(写真:stock.adobe.com)
生活習慣の乱れなどで、血液がドロドロになると血管が弱る原因に。しかし、今の状態が悪くても、年齢を問わずきれいにすることは可能です。医師が考案した血液をサラサラにするための食事法を伝授します(構成:村瀬素子 イラスト:おおつか章世)

糖質過多の食生活が血管を傷つける

年を重ねると、血管は弾力性を失い、硬く、脆くなっていきます。こうした血管の老化を招く大きな要因が、血液の汚れです。ドロドロの血液は流れにくく、血管に負担をかけ、血管の内側が傷つきやすくなります。

とはいえ、80代、90代になっても血管がきれいで血液がサラサラ流れている人もいるのです。その差は、なぜ生まれるのでしょう。カギを握るのは生活習慣。なかでも大きいのが、日々の食事です。

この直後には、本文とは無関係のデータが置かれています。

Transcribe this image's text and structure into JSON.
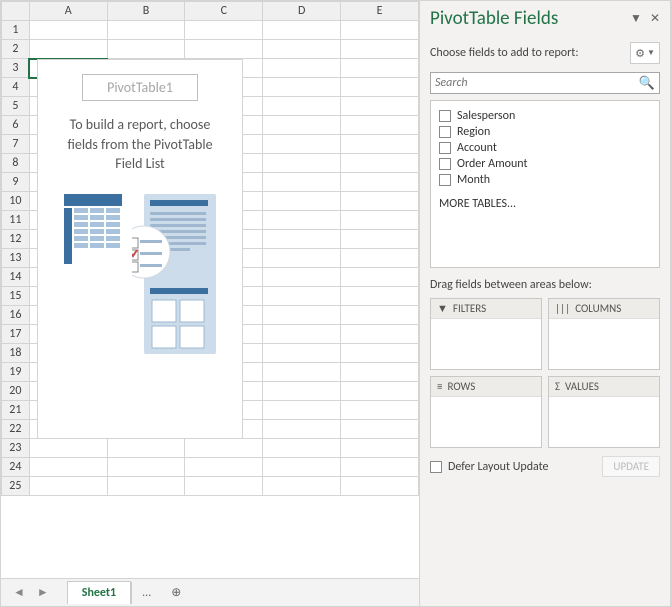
{
  "columns": [
    "A",
    "B",
    "C",
    "D",
    "E"
  ],
  "rows": [
    "1",
    "2",
    "3",
    "4",
    "5",
    "6",
    "7",
    "8",
    "9",
    "10",
    "11",
    "12",
    "13",
    "14",
    "15",
    "16",
    "17",
    "18",
    "19",
    "20",
    "21",
    "22",
    "23",
    "24",
    "25"
  ],
  "selected_cell": "A3",
  "pivot": {
    "title": "PivotTable1",
    "msg_line1": "To build a report, choose",
    "msg_line2": "fields from the PivotTable",
    "msg_line3": "Field List"
  },
  "tabs": {
    "sheet": "Sheet1",
    "dots": "..."
  },
  "pane": {
    "title": "PivotTable Fields",
    "choose": "Choose fields to add to report:",
    "search_placeholder": "Search",
    "fields": [
      "Salesperson",
      "Region",
      "Account",
      "Order Amount",
      "Month"
    ],
    "more": "MORE TABLES...",
    "drag": "Drag fields between areas below:",
    "zones": {
      "filters": "FILTERS",
      "columns": "COLUMNS",
      "rows": "ROWS",
      "values": "VALUES"
    },
    "defer": "Defer Layout Update",
    "update": "UPDATE"
  }
}
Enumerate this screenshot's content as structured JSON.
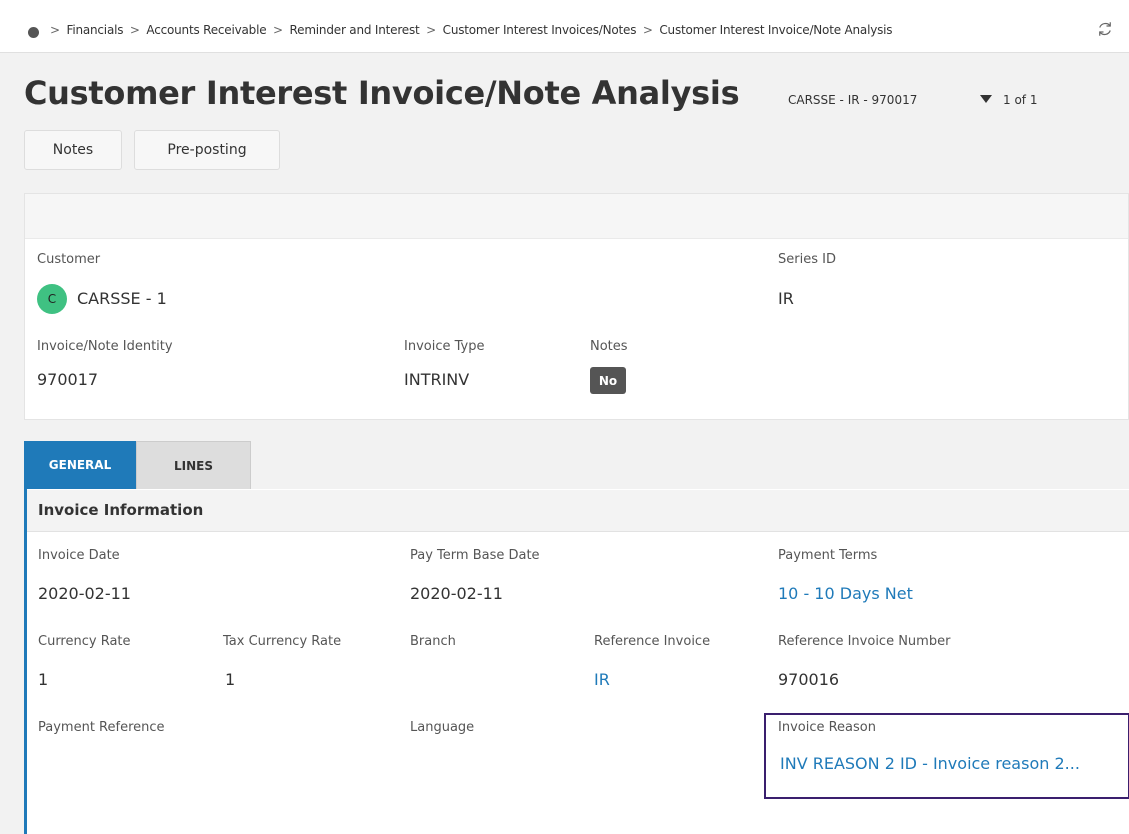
{
  "breadcrumb": [
    "Financials",
    "Accounts Receivable",
    "Reminder and Interest",
    "Customer Interest Invoices/Notes",
    "Customer Interest Invoice/Note Analysis"
  ],
  "breadcrumb_separator": ">",
  "page": {
    "title": "Customer Interest Invoice/Note Analysis",
    "record_id": "CARSSE - IR - 970017",
    "record_count": "1 of 1"
  },
  "toolbar": {
    "notes_label": "Notes",
    "preposting_label": "Pre-posting"
  },
  "header": {
    "customer_label": "Customer",
    "customer_avatar": "C",
    "customer_value": "CARSSE - 1",
    "series_id_label": "Series ID",
    "series_id_value": "IR",
    "identity_label": "Invoice/Note Identity",
    "identity_value": "970017",
    "invoice_type_label": "Invoice Type",
    "invoice_type_value": "INTRINV",
    "notes_label": "Notes",
    "notes_value": "No"
  },
  "tabs": [
    {
      "label": "GENERAL",
      "active": true
    },
    {
      "label": "LINES",
      "active": false
    }
  ],
  "invoice_info": {
    "section_title": "Invoice Information",
    "invoice_date_label": "Invoice Date",
    "invoice_date_value": "2020-02-11",
    "pay_term_base_date_label": "Pay Term Base Date",
    "pay_term_base_date_value": "2020-02-11",
    "payment_terms_label": "Payment Terms",
    "payment_terms_value": "10 - 10 Days Net",
    "currency_rate_label": "Currency Rate",
    "currency_rate_value": "1",
    "tax_currency_rate_label": "Tax Currency Rate",
    "tax_currency_rate_value": "1",
    "branch_label": "Branch",
    "reference_invoice_label": "Reference Invoice",
    "reference_invoice_value": "IR",
    "reference_invoice_number_label": "Reference Invoice Number",
    "reference_invoice_number_value": "970016",
    "payment_reference_label": "Payment Reference",
    "language_label": "Language",
    "invoice_reason_label": "Invoice Reason",
    "invoice_reason_value": "INV REASON 2 ID - Invoice reason 2..."
  },
  "colors": {
    "accent": "#1f7ab9",
    "avatar": "#3fc182",
    "focus_border": "#3a1f6e",
    "badge": "#555555"
  },
  "icons": {
    "home": "home-dot-icon",
    "refresh": "refresh-icon",
    "record_selector": "caret-down-icon"
  }
}
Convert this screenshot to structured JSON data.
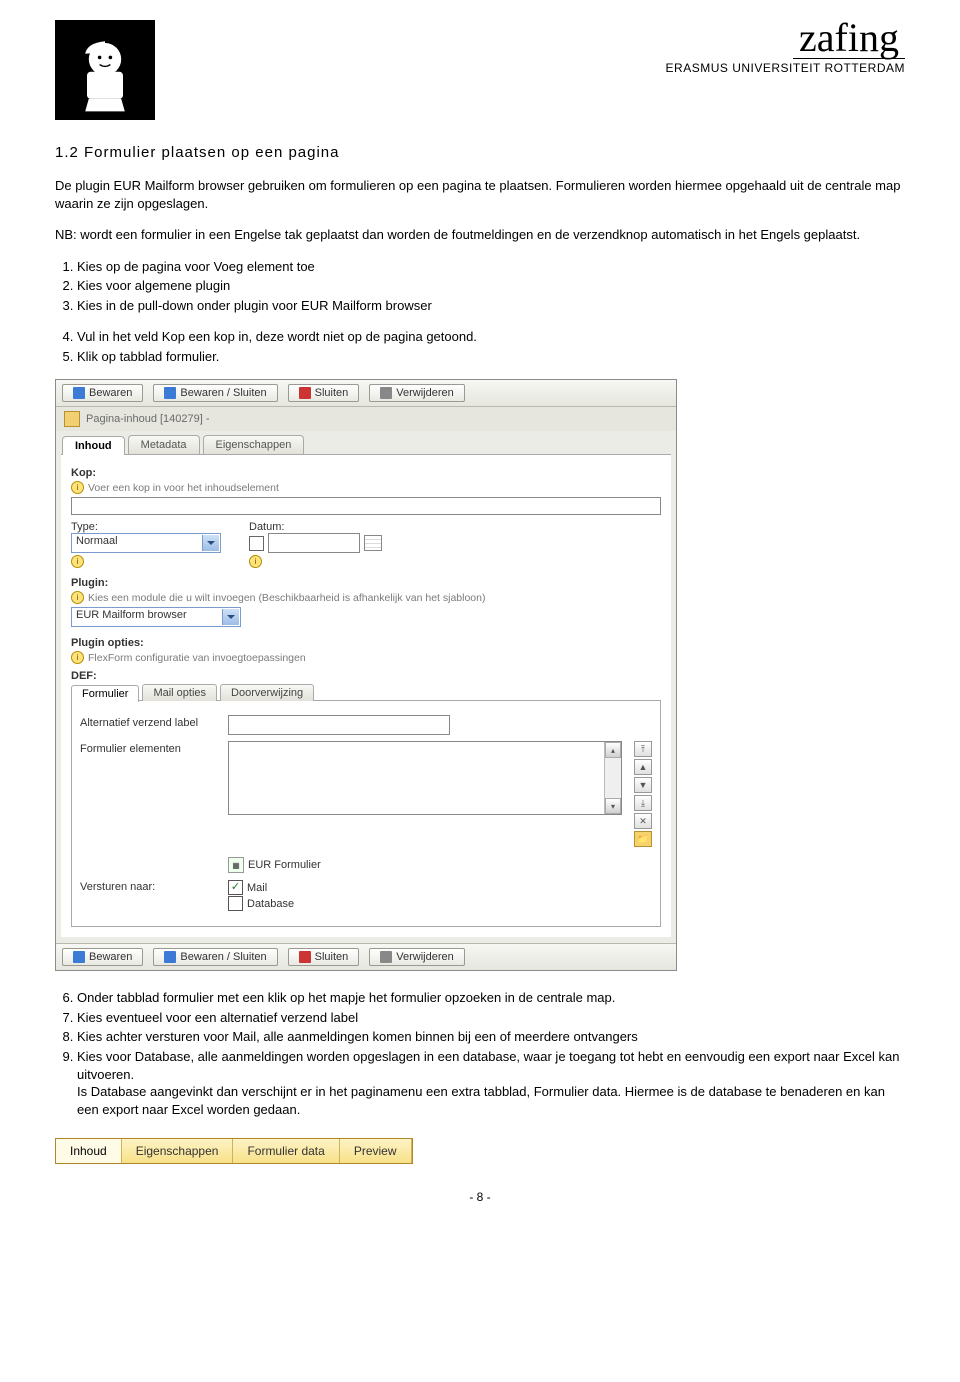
{
  "header": {
    "uni_label": "ERASMUS UNIVERSITEIT ROTTERDAM",
    "signature": "zafing"
  },
  "section_heading": "1.2  Formulier plaatsen op een pagina",
  "intro_p1": "De plugin EUR Mailform browser gebruiken om formulieren op een pagina te plaatsen. Formulieren worden hiermee opgehaald uit de centrale map waarin ze zijn opgeslagen.",
  "intro_p2": "NB: wordt een formulier in een Engelse tak geplaatst dan worden de foutmeldingen en de verzendknop automatisch in het Engels geplaatst.",
  "steps_a": [
    "Kies op de pagina voor Voeg element toe",
    "Kies voor algemene plugin",
    "Kies in de pull-down onder plugin voor EUR Mailform browser"
  ],
  "steps_b": [
    "Vul in het veld Kop een kop in, deze wordt niet op de pagina getoond.",
    "Klik op tabblad formulier."
  ],
  "cms": {
    "toolbar": {
      "save": "Bewaren",
      "save_close": "Bewaren / Sluiten",
      "close": "Sluiten",
      "delete": "Verwijderen"
    },
    "content_title": "Pagina-inhoud [140279] -",
    "tabs": {
      "inhoud": "Inhoud",
      "metadata": "Metadata",
      "eigenschappen": "Eigenschappen"
    },
    "kop_label": "Kop:",
    "kop_hint": "Voer een kop in voor het inhoudselement",
    "type_label": "Type:",
    "type_value": "Normaal",
    "datum_label": "Datum:",
    "plugin_label": "Plugin:",
    "plugin_hint": "Kies een module die u wilt invoegen (Beschikbaarheid is afhankelijk van het sjabloon)",
    "plugin_value": "EUR Mailform browser",
    "plugin_opties_label": "Plugin opties:",
    "plugin_opties_hint": "FlexForm configuratie van invoegtoepassingen",
    "def_label": "DEF:",
    "subtabs": {
      "formulier": "Formulier",
      "mail": "Mail opties",
      "doorverwijzing": "Doorverwijzing"
    },
    "alt_label": "Alternatief verzend label",
    "elem_label": "Formulier elementen",
    "eur_form_label": "EUR Formulier",
    "versturen_label": "Versturen naar:",
    "opt_mail": "Mail",
    "opt_db": "Database"
  },
  "steps_c": [
    "Onder tabblad formulier met een klik op het mapje het formulier opzoeken in de centrale map.",
    "Kies eventueel voor een alternatief verzend label",
    "Kies achter versturen voor Mail, alle aanmeldingen komen binnen bij een of meerdere ontvangers",
    "Kies voor Database, alle aanmeldingen worden opgeslagen in een database, waar je toegang tot hebt en eenvoudig een export naar Excel kan uitvoeren.\nIs Database aangevinkt dan verschijnt er in het paginamenu een extra tabblad, Formulier data. Hiermee is de database te benaderen en kan een export naar Excel worden gedaan."
  ],
  "tabstrip2": {
    "inhoud": "Inhoud",
    "eigenschappen": "Eigenschappen",
    "formulier_data": "Formulier data",
    "preview": "Preview"
  },
  "page_number": "- 8 -"
}
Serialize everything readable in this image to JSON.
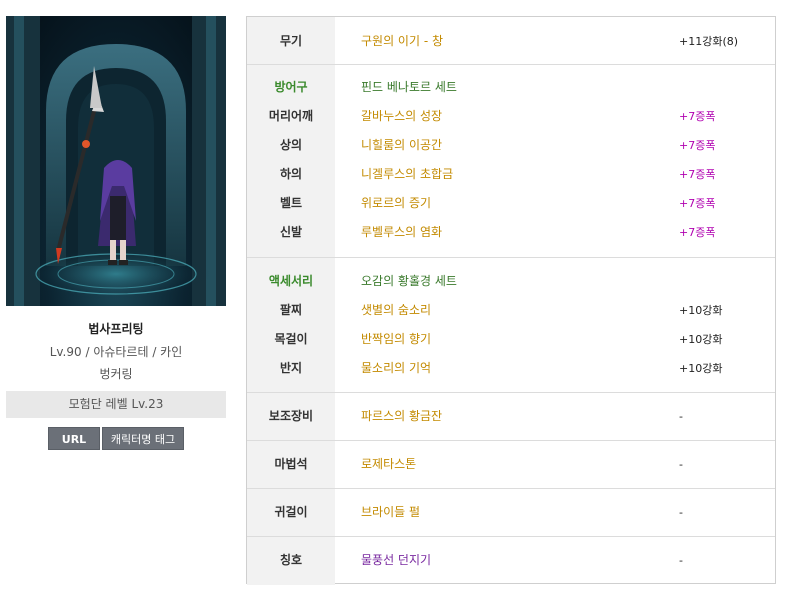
{
  "profile": {
    "name": "법사프리팅",
    "info": "Lv.90 / 아슈타르테 / 카인",
    "guild": "벙커링",
    "adventure_level": "모험단 레벨 Lv.23",
    "url_button": "URL",
    "tag_button": "캐릭터명 태그"
  },
  "equipment": {
    "weapon": {
      "slot": "무기",
      "item": "구원의 이기 - 창",
      "enhance": "+11강화(8)"
    },
    "armor": {
      "category": "방어구",
      "set": "핀드 베나토르 세트",
      "items": [
        {
          "slot": "머리어깨",
          "item": "갈바누스의 성장",
          "enhance": "+7증폭"
        },
        {
          "slot": "상의",
          "item": "니힐룸의 이공간",
          "enhance": "+7증폭"
        },
        {
          "slot": "하의",
          "item": "니겔루스의 초합금",
          "enhance": "+7증폭"
        },
        {
          "slot": "벨트",
          "item": "위로르의 증기",
          "enhance": "+7증폭"
        },
        {
          "slot": "신발",
          "item": "루벨루스의 염화",
          "enhance": "+7증폭"
        }
      ]
    },
    "accessory": {
      "category": "액세서리",
      "set": "오감의 황홀경 세트",
      "items": [
        {
          "slot": "팔찌",
          "item": "샛별의 숨소리",
          "enhance": "+10강화"
        },
        {
          "slot": "목걸이",
          "item": "반짝임의 향기",
          "enhance": "+10강화"
        },
        {
          "slot": "반지",
          "item": "물소리의 기억",
          "enhance": "+10강화"
        }
      ]
    },
    "sub_weapon": {
      "slot": "보조장비",
      "item": "파르스의 황금잔",
      "enhance": "-"
    },
    "magic_stone": {
      "slot": "마법석",
      "item": "로제타스톤",
      "enhance": "-"
    },
    "earring": {
      "slot": "귀걸이",
      "item": "브라이들 펄",
      "enhance": "-"
    },
    "title": {
      "slot": "칭호",
      "item": "물풍선 던지기",
      "enhance": "-"
    }
  },
  "colors": {
    "legendary_item": "#c38a00",
    "set_name": "#3a7a2c",
    "amplify": "#b000b0",
    "title_item": "#7a2aa0",
    "button_bg": "#6b7078"
  }
}
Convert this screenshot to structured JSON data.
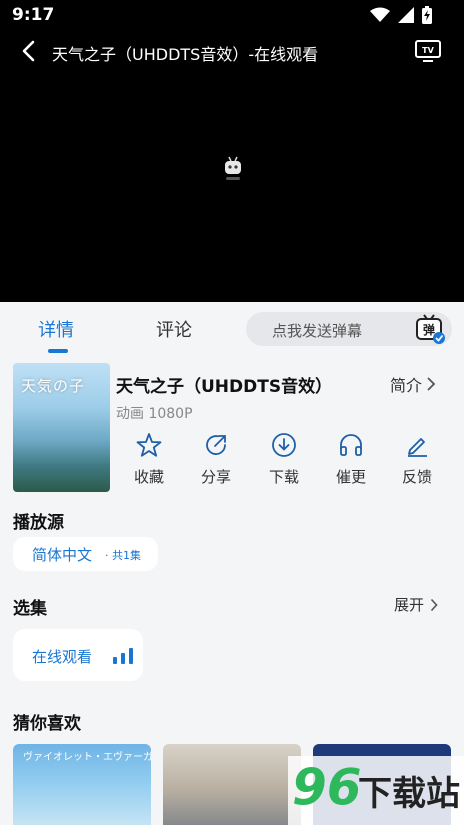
{
  "status_bar": {
    "time": "9:17",
    "icons": [
      "wifi-icon",
      "signal-icon",
      "battery-charging-icon"
    ]
  },
  "player": {
    "title": "天气之子（UHDDTS音效）-在线观看",
    "icons": {
      "back": "arrow-left-icon",
      "cast": "tv-icon",
      "loading": "loading-mascot-icon"
    }
  },
  "tabs": [
    {
      "label": "详情",
      "active": true
    },
    {
      "label": "评论",
      "active": false
    }
  ],
  "danmaku": {
    "placeholder": "点我发送弹幕",
    "button_label": "弹"
  },
  "movie": {
    "title": "天气之子（UHDDTS音效）",
    "intro_label": "简介",
    "meta": "动画 1080P",
    "poster_text": "天気の子"
  },
  "actions": [
    {
      "label": "收藏",
      "icon": "star-icon"
    },
    {
      "label": "分享",
      "icon": "share-icon"
    },
    {
      "label": "下载",
      "icon": "download-icon"
    },
    {
      "label": "催更",
      "icon": "headphones-icon"
    },
    {
      "label": "反馈",
      "icon": "edit-icon"
    }
  ],
  "source": {
    "section_title": "播放源",
    "label": "简体中文",
    "count": "· 共1集"
  },
  "episodes": {
    "section_title": "选集",
    "expand_label": "展开",
    "current": "在线观看"
  },
  "recommendations": {
    "section_title": "猜你喜欢",
    "items": [
      {
        "poster_text": "ヴァイオレット・エヴァーガーデン"
      },
      {},
      {}
    ]
  },
  "watermark": {
    "number": "96",
    "text": "下载站"
  },
  "colors": {
    "accent": "#1976d2",
    "background": "#f4f5f7",
    "player": "#000000"
  }
}
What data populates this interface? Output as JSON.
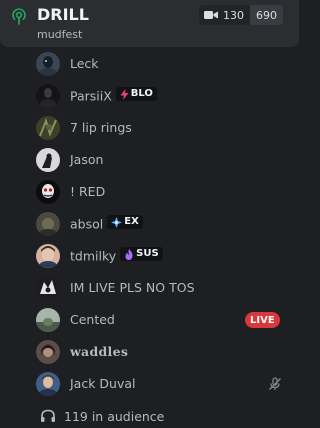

私が行った調査によると、中高年世代の女性は、ごはんをはじめとした炭水化物に加え、間食でお菓子をつまみすぎる傾向があります。血液を汚す主な原因が、それらに含まれる「糖」です。生命活動に不可欠な栄養素ですが、摂りすぎると、血液中のブドウ糖が増えてドロドロになります。

また、食べすぎや運動不足で増える「中性脂肪」も原因の一つ。糖が不足したときの代替となる重要な役割があるものの、増えすぎると皮下脂肪や内臓脂肪として蓄えられ、血中に溶け出して血液を汚すことに。